Teen’s army dream ruined after slicing off fingers in sausage mincing machine
A teenager’s army dream has been dashed after he sliced off two fingers in a gruesome butcher’s shop accident.
Dylan Jewell-Deverson, 18, lost the index and middle fingers from his left hand while using a mincing machine to cut sausages.
The apprentice, then 17, was working at Worle Village Butchers in Somerset in July 2019 when disaster struck.
Medics did their best to clean up the wounds after Dylan was taken to hospital but he was still left with amputations on both fingers at the second knuckle.
A health and safety probe set up after the incident ruled that the machine’s safety guard had been forcibly removed.
Frances Bird, the shop’s boss, was handed a suspended sentence and hit with costs after charges were brought.
Dylan has now described how his injuries have affected him and said his plan to join the army lies in ruins.
He said: “It was a lifelong dream. I’ve always wanted to [join the army]. I’d always talk to my dad about it – but now I’m going into property.
“I wanted to be an infantryman.
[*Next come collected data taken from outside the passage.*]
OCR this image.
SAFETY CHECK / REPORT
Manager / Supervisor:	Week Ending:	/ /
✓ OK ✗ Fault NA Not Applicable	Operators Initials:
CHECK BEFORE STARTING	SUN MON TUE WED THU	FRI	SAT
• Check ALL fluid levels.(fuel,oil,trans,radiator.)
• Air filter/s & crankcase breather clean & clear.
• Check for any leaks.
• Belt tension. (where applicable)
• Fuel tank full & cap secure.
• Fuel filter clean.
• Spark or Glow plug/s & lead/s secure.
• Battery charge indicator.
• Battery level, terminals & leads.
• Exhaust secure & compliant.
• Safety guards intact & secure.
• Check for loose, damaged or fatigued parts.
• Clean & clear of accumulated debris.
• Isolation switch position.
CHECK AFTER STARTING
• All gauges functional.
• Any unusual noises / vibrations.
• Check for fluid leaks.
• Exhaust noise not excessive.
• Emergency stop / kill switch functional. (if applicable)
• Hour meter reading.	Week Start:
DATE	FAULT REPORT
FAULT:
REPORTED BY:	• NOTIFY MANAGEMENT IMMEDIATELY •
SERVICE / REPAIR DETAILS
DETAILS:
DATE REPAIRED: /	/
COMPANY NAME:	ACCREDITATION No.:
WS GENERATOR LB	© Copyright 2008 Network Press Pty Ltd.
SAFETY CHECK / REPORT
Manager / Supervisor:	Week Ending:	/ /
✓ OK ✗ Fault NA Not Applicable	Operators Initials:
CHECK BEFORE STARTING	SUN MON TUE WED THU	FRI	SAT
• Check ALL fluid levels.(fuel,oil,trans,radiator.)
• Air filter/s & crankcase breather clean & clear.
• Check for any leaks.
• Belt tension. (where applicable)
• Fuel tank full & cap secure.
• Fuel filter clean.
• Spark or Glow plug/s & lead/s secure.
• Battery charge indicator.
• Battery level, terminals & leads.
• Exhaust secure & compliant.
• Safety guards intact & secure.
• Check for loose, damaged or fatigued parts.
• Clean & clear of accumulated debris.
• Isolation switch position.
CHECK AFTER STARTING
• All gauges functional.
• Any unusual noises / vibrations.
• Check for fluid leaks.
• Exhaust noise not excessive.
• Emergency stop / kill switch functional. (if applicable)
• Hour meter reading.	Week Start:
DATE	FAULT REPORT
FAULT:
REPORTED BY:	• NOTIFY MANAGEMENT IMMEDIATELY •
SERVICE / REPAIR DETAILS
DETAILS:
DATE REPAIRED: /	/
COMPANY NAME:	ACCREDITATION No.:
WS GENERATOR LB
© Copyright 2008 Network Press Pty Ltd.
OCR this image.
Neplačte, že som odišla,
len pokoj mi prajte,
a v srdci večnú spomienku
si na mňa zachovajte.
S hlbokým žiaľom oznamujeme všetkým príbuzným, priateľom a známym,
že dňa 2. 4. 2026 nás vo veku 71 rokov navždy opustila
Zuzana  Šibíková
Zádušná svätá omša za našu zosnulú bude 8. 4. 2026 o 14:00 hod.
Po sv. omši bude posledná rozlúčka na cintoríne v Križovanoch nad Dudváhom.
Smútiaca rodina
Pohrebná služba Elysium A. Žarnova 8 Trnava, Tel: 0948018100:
My fingers can’t handle the cold weather now. The swamps – it would be so painful.
“The recent snow really hurt me. The army hasn’t said no [to me], but it’s a personal preference.”
Dylan can recall the morning his fingers were cut from his hand at the butcher’s shop, located in the village near Weston-super-Mare.
He said using the meat machine was one of his daily tasks and, on the day in question, his supervisor asked him to sort the sausages.
But his hand got drawn in and removed two of his digits – leaving him in agony.
Dylan said he then had to wait for an ambulance but, worried about his injuries, got his mum to rush him to hospital instead.
He added: “I was outside the shop for about an hour and a half. My mum took me in the end – she saw everything. I was angry.
“I was in hospital for two to four days. They used the skin that was left on the mincer to build a graft and cover [the fingers] over.”
Dylan said he then struggled when he returned home, unable to carry out the simplest tasks due to his injuries.
He said: “Obviously, when it happened, for the first three to four months, I was really lost. I was mentally unstable.
“I didn’t want to come out of my room and I couldn’t even do basic things. I couldn’t walk my dog, and I was on so much medication.
“And I was really self-conscious. [The fingers] looked really horrible. I didn’t work for about a year.”
Dylan, from Yatton, eventually got himself another job and said things have been “good ever since”.
He is currently working as a packer but plans to go into property development in the near future.
Charges were brought against both managing director Bird, 41, and Worle Village Butchers after an investigation by North Somerset Council.
The case was heard at North Somerset magistrates’ court on February 18.
The court was told Bird, an accountant by profession, had no practical experience in butchery and employed others to run the shop.
But she took a more active role in the business in June 2018, including completing risk assessments and doing deliveries.
Bird pleaded guilty under the Health and Safety at Work Act and was given an 18-week custodial sentence suspended for 18 months.
She was also ordered to pay costs of £5,535 with a surcharge of £115.
The company, which is in the process of liquidation, was handed a£30,000 fine, together with shared costs of £5,535 and a surcharge of £170.
Cllr Mike Bell, deputy leader of the council, said: “This incident has had lifelong effects on Dylan.
“He can no longer pursue a career in the armed forces and suffers ongoing pain.
“Health and safety is there for a reason – to make sure proper safeguards are in place so that incidents like this can be avoided.
“This case demonstrates that responsibilities must be taken seriously, and if they are not, you will be held to account.”